Após o desenvolvimento e homologação dos instrumentos de coleta de dados, os membros da equipe ELSA nos diversos CIs alimentavam o sistema de forma online ou a partir de uma digitação do formulário correspondente em papel. Um sistema de apoio, tipo HelpDesk aos usuários, foi criado para esclarecer dúvidas, receber relatos de potenciais bugs de programação e responder aos encaminhamentos efetuados. O HelpDesk é disponibilizado por telefone e por e-mail específico, sendo exercido por estagiário de relações públicas.

Extração e Preparação de Bases para Análise

As informações coletadas via Sistema ELSA são armazenadas em um banco de dados PosgreSQL(r), com tabelas de dados separadas para cada atividade. A extração e transferência desses dados para bases de análise estatística foram realizadas periodicamente, em geral, a cada mês. O processamento da extração de dados é realizado com o programa SAS(r) (Statistical Analysis System), envolvendo várias etapas (Figura 2). Os dados de cada atividade são extraídos individualmente, utilizando um apontamento direto entre o SAS e uma tabela de visualização dos dados, produzida pela Equipe de Sistemas a partir do PosgreSQL(r). As extrações são organizadas por data e os dados de cada atividade são armazenados em pasta correspondente. Ao longo da entrada de dados, foram elaborados relatórios para informar os pesquisadores ELSA sobre o andamento do processo.

Figura 2
Fluxo de ações na extração e processamento dos dados para criação das bases estatísticas.

Monitoramento da Entrada de Dados

Atividades de monitoramento e limpeza foram acopladas ao processo de extração.66. Gassman JJ, Owen WW, Kuntz TE, Martin JP, Amoroso WP. Data quality assurance, monitoring, and reporting. Control Clin Trials. 1995;16(2 Suppl):104S-36S. Para acompanhar a entrada de dados de cada participante, foi criada uma variável indicadora da realização de cada atividade, chamada de flag. Quando não existem dados da atividade no sistema, a variável fica em branco, o que permite identificar quais participantes ainda não têm tal atividade preenchida. Quando sabidamente um participante não realizou uma ou mais atividades, um valor especial pode ser atribuído a essa variável indicadora.

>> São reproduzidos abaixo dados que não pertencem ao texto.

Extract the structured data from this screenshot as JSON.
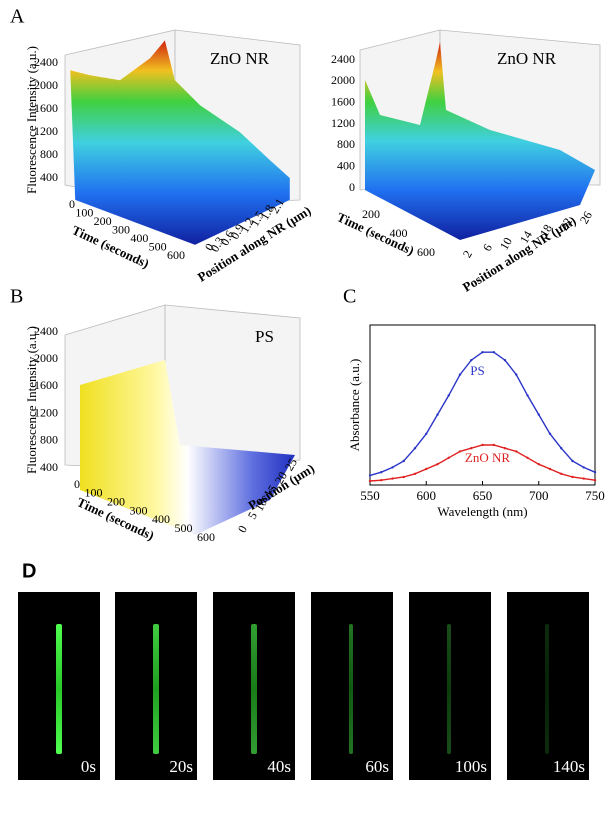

Quando unidas, as variáveis indicadoras (flags) formam um arquivo chamado de "Relatório de Flags", que é armazenado em formato SAS (sas7bdat) e .xls. O Relatório de Flags no formato .xls é encaminhado aos CIs para identificação de participantes com atividades incompletas.

Limpeza de Dados

Na extração, são atribuídos valores especiais para identificar tipos específicos de não resposta, tais como pulos quando a questão ou exame não se aplica; recusa em responder alguma questão e outros. Dessa forma, valores não esperados, tais como valores faltantes (missings) ou inconsistentes, podem ser identificados e comunicados aos CIs para elucidação. Um relatório de inconsistências potenciais é criado após a extração e enviado para revisão nos CIs. O gerente de dados do CI comunica os resultados dessa revisão ao Centro de Dados e efetua as correções possíveis, utilizando o próprio sistema web de entrada de dados.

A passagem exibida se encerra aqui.